Some African myths hold that women who live in regions with many baobabs are very fertile but true or not, this tree is the stuff of legends. No matter what method you use to obtain water, it should always be purified before drinking. The easiest way is to boil for some minutes, but at the very least, make a crude filter out of cloth and sieve out solid particles because dirty water is better than no water.
Don’t Lose Your Way
Maps can be useless if you don’t have your bearings or when your compass is broken. A simple trick that will come in handy if you lose your bearings on a hunt begins with you driving a stick into the ground, about 12 inches high. If it’s sunny (and African dry seasons always are), it would cast a shadow. Put a small pebble at the end of the shadow. Wait about 15 minutes and after the shadow moves; put another pebble at the end of the shadow. Draw a line through the two pebbles and you’ll have an east/west line. Look at which side the shadow is pointing over that east/west line, it will be pointing in a northern direction. Draw a line through the east/west line at a 90-degree angle and you’ll get the coordinates to your home.

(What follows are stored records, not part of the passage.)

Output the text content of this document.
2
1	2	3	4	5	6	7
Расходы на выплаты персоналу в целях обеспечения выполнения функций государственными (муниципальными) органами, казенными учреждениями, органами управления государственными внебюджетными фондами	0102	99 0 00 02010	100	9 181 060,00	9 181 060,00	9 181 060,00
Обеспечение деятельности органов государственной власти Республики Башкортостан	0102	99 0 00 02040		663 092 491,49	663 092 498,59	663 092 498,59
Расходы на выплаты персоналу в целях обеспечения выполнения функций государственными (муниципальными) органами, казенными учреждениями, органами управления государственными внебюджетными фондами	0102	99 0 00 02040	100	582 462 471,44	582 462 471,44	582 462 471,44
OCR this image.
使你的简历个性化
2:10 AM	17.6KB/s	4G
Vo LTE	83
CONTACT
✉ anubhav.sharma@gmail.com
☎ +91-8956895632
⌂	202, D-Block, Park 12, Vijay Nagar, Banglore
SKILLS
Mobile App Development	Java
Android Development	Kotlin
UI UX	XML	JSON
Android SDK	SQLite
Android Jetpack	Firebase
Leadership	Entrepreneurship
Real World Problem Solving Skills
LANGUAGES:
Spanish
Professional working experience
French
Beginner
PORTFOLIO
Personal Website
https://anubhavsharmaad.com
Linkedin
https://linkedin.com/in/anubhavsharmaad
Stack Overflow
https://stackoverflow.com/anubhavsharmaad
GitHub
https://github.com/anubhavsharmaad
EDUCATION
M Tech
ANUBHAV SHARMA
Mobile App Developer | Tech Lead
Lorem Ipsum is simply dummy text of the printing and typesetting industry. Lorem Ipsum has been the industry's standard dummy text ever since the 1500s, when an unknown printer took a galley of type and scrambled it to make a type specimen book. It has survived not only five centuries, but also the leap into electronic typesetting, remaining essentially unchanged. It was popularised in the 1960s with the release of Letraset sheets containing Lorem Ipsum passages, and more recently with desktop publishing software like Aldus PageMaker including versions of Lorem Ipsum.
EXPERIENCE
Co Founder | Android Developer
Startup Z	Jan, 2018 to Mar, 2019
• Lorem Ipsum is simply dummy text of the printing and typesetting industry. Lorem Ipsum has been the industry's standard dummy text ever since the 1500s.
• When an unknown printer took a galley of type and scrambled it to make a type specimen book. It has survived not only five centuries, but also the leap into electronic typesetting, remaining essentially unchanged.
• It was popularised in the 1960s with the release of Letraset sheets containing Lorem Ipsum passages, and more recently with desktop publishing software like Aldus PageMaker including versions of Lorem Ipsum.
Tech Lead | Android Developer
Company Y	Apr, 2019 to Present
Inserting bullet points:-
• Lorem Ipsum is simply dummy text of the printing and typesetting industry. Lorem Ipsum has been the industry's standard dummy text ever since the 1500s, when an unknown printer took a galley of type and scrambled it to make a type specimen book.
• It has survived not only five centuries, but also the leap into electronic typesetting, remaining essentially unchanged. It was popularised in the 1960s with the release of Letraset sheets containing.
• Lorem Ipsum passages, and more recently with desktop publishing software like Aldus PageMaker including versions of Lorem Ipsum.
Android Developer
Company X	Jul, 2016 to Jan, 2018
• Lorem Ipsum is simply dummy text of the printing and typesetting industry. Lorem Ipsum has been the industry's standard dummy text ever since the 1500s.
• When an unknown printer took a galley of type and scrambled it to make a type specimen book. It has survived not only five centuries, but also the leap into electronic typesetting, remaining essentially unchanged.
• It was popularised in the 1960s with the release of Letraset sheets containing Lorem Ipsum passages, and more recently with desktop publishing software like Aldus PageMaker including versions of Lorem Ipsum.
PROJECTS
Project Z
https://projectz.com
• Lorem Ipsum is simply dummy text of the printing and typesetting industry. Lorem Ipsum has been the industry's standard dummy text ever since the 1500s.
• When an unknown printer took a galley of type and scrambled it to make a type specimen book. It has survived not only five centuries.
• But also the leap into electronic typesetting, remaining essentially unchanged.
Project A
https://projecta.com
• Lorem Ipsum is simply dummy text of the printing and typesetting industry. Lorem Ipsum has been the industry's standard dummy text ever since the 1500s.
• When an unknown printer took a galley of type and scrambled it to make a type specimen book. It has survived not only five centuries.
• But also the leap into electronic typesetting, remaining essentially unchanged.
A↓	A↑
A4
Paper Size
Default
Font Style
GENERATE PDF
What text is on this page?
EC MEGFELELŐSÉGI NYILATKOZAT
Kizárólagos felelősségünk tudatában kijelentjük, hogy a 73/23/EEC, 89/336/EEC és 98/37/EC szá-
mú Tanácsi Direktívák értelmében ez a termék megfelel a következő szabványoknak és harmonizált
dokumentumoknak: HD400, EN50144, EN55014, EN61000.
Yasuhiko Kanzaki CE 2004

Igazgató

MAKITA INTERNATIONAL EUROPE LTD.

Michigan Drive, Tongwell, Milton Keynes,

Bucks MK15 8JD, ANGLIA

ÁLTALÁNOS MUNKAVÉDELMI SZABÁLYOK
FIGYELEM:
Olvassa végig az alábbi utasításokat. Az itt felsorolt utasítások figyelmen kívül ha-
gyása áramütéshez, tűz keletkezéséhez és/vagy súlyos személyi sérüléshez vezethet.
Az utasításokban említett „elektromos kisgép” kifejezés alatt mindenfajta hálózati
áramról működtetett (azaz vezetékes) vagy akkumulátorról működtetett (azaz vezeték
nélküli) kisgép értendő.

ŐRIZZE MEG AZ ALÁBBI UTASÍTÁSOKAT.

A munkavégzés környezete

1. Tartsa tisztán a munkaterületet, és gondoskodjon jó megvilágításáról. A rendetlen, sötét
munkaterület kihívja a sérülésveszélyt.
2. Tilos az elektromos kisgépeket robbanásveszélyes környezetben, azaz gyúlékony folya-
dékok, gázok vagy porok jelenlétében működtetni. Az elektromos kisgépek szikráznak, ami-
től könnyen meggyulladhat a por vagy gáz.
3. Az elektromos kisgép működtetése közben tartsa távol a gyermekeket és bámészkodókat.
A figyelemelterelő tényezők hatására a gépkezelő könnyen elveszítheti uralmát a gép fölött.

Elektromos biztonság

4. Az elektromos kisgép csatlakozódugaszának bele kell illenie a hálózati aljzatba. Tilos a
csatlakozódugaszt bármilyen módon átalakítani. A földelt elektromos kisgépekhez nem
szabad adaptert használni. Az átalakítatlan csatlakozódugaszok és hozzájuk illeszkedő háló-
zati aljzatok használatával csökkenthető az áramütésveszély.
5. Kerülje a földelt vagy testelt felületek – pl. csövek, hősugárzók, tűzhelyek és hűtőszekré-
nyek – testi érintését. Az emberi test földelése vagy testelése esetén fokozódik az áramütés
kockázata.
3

As regards your choice of equipment, if you ever have to make a weapon yourself in the woods, make it a spear. Here’s a traditional way to make one; don’t go for a short wood with a pointy end, you want your spear to be long enough to put some distance between you and whatever animal you need protecting from so select a long, straight stick. You can sharpen either end with your folding knife or split the end of the stick to create a fork. Separate the fork with a wooden wedge or small stone, lash it in place and sharpen each fork with a knife or sharp rock. To make a triple-prong spear, add a smaller stick after placing the wedge, sharpen, lash it into place and you’re done.
On an African hunt, you are as likely to encounter poisonous plants, and instances of this abound. In my community, for instance, there is the mucuna plant fondly known as agbala in my native dialect. This plant is native to Africa and notorious for the extreme itchiness it produces on contact. I know because I’ve been there. Another plant known to us as nwanju induces forgetfulness and leaves its eater with no desire to return home. Some of these grow in patches on the ground; others climb on trunks of trees. I understand if this sounds strange but it is absolutely true and trust me, you do not want to experience this on a hunt. Your best bet here is to seek out a few native hunters in your chosen area, ask them what deadly plant to look out for and avoid it on your hunt.
Passing On Traditions
Hunting is rife with danger throughout the world, but I believe that this combination of nature’s beauty and that inherent degree of risk is what keeps us all in the woods, season after season. I also believe that one of the best ways to preserve our cultures – whatever that may be- is to share our practices as often as possible with foreign visitors and I do this as much as I can. Not only does this help someone understand a little bit of your world, brushes like this with indigenous helpful practices remind us all that there is more to hunting than adrenaline rushes or the promise of a gamey snack. There is living tradition; there is a wealth of knowledge passed down through the years.
But much more than all this, there is nature and life. And we already have the basic tricks to make the most of both.